Regulation regarding computer-, and mobile phone use at workplaces and rules of employer’s data processing in connection with extracts from the penal register are to be amended; as well as legislation of direct marketing activities. Furthermore, laws regarding the retain-time of video camera records and laws concerning the sphere of data processed in the course of so called ‘whistleblowing’ systems are to be modified.


The so called “GDPR Omnibus Law”, submitted before the Parliament concerns 86 specific laws altogether, and there shall not be any proposals filed to the draft legislation, it will enter into force soon, thereforeon the basis of the text and reasoning of the given billwe hereby present a summary about the major modifications which could concern our Clients’ everyday activities.


  1. Amendment of Act I of 2012 on the Labor Code (hereinafter:  ‘Labor Code’)


  1. a)             Written notification on the circumstances of restrictions of personality rights


Article 9 (2) of Labor Code is modified in a way, that the legislator, additionally to the previous regulation, orders the requirement of written notification in relation to the requirement of prior notification, i.e. the means and conditions of any restriction of personality rights, and the expected duration thereof shall be communicated in writing to the employees affected in advance.


Due to the provisions of GDPR, in practice, Employers have already been informing the employees about the data processing in workplaces, about the transfer of contact persons’ data or about the rights relating to the camera surveillance operating in the office in writing, however, the written communication is going to be inevitable with regard to the requirements of laws of restriction of personality rights, therefore who has still not acted in this way, it shall act accordingly without delay.


  1. b)             Data disclosure and declarations, which may be requested in order to enforce employer’s claims deriving from the Labor Code.


Provisions regarding data processing are to be regulated in a new, separate chapter titled “Data processing”. The employer – further to the previous – is entitled to request a declaration or a personal data disclosure from the employer from now on, which is essential from the aspect of the enforcement of a claim arising from the Labor Code; in addition, the works councils and trade unions may request the provision of such declarations or such data disclosure.
In such cases, even the presentation of the document may be required (Sub-section (3) Section 10 of the Labor Code.
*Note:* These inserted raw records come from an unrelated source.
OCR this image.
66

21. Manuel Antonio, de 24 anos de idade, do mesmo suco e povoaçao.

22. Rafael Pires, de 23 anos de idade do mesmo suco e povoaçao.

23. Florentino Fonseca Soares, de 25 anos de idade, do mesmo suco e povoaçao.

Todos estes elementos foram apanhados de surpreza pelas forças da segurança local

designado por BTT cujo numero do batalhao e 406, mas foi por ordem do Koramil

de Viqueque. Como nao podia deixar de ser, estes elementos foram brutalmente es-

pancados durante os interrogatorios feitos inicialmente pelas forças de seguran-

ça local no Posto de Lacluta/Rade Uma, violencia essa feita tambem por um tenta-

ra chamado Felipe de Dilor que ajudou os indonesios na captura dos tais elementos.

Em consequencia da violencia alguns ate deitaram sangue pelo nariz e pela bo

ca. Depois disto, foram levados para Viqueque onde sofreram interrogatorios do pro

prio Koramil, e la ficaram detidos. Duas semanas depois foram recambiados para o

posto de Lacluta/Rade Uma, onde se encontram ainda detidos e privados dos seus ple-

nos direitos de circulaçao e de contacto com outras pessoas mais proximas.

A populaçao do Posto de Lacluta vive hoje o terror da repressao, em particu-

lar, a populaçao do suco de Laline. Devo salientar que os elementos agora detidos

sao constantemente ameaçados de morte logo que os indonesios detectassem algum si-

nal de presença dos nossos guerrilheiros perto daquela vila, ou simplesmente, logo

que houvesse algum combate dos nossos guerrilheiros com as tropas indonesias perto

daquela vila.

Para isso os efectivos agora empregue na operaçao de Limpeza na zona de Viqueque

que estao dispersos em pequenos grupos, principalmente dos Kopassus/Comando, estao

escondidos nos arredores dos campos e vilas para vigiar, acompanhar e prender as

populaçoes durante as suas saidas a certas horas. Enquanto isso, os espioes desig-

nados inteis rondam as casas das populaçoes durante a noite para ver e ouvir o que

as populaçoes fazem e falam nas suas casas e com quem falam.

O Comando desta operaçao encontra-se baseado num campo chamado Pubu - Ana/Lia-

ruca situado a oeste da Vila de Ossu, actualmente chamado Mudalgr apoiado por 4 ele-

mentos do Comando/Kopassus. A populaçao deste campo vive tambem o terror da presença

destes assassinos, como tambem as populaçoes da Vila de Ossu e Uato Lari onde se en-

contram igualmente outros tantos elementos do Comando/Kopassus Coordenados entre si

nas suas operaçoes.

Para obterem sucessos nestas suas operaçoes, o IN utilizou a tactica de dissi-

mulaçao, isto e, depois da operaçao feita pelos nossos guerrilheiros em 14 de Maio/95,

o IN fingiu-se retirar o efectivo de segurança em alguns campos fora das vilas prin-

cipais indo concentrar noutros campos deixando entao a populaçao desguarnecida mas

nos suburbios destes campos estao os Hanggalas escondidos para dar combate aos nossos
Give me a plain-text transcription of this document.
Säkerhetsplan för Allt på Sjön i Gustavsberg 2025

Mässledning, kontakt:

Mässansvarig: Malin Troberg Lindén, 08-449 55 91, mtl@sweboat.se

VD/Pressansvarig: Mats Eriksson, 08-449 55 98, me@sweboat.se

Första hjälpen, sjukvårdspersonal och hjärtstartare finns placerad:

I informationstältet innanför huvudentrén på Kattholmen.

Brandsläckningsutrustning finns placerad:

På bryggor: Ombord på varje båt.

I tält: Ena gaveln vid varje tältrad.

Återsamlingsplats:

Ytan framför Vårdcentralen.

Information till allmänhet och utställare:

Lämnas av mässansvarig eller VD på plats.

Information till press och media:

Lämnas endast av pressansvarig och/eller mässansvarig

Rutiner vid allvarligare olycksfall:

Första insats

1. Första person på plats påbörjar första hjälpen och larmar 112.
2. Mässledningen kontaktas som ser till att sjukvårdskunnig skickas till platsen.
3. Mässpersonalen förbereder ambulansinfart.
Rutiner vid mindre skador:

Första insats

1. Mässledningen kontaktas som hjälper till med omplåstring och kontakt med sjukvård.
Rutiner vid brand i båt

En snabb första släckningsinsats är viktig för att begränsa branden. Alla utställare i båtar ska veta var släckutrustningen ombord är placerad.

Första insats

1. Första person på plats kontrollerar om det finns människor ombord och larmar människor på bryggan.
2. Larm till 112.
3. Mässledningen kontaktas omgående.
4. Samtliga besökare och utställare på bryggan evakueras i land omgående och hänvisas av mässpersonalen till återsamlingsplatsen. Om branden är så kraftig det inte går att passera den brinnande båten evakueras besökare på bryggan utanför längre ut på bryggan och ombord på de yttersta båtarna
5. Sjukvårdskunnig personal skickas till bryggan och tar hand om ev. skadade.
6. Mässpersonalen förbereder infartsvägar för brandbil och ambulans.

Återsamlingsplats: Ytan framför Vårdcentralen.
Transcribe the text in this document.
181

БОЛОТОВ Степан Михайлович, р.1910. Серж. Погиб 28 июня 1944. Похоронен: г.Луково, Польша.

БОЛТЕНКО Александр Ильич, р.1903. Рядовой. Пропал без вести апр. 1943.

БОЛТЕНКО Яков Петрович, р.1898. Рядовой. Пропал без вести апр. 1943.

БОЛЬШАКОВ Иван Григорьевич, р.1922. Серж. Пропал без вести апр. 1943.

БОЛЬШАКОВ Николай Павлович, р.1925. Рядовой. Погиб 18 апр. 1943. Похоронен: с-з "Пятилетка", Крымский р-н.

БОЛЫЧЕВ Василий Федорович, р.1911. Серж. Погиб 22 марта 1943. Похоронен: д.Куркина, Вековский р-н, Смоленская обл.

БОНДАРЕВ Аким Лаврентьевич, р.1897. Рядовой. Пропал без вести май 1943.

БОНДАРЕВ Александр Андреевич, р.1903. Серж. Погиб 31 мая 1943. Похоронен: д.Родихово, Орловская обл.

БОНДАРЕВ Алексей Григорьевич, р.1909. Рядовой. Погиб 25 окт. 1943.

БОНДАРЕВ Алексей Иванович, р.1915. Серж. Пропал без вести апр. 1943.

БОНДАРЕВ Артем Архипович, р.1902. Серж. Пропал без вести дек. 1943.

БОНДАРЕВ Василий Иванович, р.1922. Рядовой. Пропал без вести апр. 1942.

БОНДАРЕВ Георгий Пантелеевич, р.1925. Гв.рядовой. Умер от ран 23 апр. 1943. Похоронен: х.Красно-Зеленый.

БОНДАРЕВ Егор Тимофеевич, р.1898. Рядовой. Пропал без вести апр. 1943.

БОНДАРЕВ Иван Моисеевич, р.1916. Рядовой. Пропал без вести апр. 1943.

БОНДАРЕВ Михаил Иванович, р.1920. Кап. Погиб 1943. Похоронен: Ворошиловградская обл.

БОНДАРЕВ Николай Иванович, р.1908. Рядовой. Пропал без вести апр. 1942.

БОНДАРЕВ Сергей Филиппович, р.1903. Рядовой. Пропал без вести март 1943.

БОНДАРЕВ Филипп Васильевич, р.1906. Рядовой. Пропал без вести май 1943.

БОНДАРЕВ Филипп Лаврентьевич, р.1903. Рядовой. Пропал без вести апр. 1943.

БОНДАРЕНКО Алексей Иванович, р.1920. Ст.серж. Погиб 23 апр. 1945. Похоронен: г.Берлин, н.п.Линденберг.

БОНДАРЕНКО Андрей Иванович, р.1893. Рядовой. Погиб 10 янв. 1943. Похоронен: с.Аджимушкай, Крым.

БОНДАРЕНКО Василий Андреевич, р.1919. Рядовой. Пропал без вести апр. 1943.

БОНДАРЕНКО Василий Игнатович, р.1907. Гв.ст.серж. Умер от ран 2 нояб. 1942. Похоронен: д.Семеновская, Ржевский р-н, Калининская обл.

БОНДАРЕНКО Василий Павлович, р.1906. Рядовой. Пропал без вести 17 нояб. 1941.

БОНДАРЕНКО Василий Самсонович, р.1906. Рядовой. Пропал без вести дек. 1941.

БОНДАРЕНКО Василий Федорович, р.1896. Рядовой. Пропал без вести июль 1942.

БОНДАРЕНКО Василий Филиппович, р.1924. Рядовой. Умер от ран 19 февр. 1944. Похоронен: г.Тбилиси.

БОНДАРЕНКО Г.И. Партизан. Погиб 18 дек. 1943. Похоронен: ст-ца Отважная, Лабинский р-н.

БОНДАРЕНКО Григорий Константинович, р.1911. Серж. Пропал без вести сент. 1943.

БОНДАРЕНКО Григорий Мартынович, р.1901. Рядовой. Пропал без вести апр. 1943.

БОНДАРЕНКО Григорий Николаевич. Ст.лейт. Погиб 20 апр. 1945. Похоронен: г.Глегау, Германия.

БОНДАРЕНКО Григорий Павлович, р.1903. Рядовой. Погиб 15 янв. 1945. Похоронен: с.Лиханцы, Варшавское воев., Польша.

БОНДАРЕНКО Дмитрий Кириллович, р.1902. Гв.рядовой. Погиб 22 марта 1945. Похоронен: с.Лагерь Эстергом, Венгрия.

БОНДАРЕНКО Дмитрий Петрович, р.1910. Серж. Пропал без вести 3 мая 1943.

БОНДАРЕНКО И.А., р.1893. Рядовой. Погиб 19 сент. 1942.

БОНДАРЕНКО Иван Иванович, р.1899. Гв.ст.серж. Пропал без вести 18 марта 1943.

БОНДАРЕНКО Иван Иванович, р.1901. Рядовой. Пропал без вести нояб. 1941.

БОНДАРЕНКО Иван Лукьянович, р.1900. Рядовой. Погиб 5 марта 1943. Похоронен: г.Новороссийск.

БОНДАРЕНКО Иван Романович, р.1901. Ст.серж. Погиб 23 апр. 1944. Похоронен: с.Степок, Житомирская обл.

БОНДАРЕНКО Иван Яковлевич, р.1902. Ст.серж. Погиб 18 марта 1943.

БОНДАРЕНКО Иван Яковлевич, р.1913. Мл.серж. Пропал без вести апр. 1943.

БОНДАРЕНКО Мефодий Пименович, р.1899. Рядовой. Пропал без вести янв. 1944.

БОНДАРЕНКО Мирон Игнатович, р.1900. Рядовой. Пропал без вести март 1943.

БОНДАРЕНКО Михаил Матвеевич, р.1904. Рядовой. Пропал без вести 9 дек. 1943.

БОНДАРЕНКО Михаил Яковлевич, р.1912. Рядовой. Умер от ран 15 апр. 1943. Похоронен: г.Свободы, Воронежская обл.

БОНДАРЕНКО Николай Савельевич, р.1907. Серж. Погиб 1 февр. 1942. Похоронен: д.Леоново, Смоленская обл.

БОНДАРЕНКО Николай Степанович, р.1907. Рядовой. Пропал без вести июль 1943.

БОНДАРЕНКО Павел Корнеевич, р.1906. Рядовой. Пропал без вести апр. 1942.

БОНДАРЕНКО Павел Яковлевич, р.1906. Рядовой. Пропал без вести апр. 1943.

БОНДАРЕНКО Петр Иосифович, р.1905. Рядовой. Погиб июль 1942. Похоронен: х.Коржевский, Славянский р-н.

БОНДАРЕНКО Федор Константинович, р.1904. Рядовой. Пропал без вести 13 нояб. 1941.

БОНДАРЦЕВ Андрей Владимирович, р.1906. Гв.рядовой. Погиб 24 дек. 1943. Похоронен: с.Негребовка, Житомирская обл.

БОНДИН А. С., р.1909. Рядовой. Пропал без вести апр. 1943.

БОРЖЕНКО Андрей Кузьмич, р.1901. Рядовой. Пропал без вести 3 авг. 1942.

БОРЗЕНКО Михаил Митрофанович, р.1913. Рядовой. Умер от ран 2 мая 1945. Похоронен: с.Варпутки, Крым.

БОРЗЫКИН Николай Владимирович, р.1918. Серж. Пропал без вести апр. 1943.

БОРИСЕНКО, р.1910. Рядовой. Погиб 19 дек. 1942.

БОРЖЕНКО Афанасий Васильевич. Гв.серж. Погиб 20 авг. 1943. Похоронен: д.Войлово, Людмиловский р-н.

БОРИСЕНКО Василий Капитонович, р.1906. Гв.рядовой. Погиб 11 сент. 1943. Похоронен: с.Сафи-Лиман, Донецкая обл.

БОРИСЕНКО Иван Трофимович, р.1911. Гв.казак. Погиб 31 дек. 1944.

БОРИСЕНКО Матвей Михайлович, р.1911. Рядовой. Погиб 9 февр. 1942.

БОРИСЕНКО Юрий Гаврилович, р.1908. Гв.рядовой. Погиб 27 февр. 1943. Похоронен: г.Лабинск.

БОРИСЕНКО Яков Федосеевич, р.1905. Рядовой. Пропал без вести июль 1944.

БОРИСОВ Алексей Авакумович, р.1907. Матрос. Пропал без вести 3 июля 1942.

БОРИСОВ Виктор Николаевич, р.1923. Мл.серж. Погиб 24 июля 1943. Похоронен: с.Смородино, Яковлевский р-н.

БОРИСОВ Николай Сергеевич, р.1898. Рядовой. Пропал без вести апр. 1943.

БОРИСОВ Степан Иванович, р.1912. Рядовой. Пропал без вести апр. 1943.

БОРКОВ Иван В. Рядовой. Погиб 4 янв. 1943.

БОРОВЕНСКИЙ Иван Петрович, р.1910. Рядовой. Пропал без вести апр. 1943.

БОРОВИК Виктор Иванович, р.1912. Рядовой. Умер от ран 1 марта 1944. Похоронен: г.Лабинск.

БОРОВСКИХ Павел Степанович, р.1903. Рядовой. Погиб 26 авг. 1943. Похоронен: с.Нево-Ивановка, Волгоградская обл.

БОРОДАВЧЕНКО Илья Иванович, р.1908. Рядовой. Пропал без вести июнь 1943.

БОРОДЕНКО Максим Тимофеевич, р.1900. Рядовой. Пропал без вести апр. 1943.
The Employer shall inform the Employee in writing about these data disclosures – including the data processing regarding aptitude test in workplace.


  1. c)              Processing of biometric data for the purpose of employee’s identification


The amendment contains the feasibility and conditions of processing biometric data, as a data identifying the employee.  In order to identify the affected person, the biometric data may be processed in the event, if it is required to hinder an unauthorized access to any object or data, which would cause serious or mass, irreversible harm in the employee’s or third persons’ life, physical integrity or health or would infringe major legitimate interest protected by laws in the upper specified way. The amendment completely specifies the scope of such major interest. That could be for example an interest of protecting classified data with at least marked with “Confidential!” classification or the interest of protection of particularly considerable amount of value as per the Criminal Code.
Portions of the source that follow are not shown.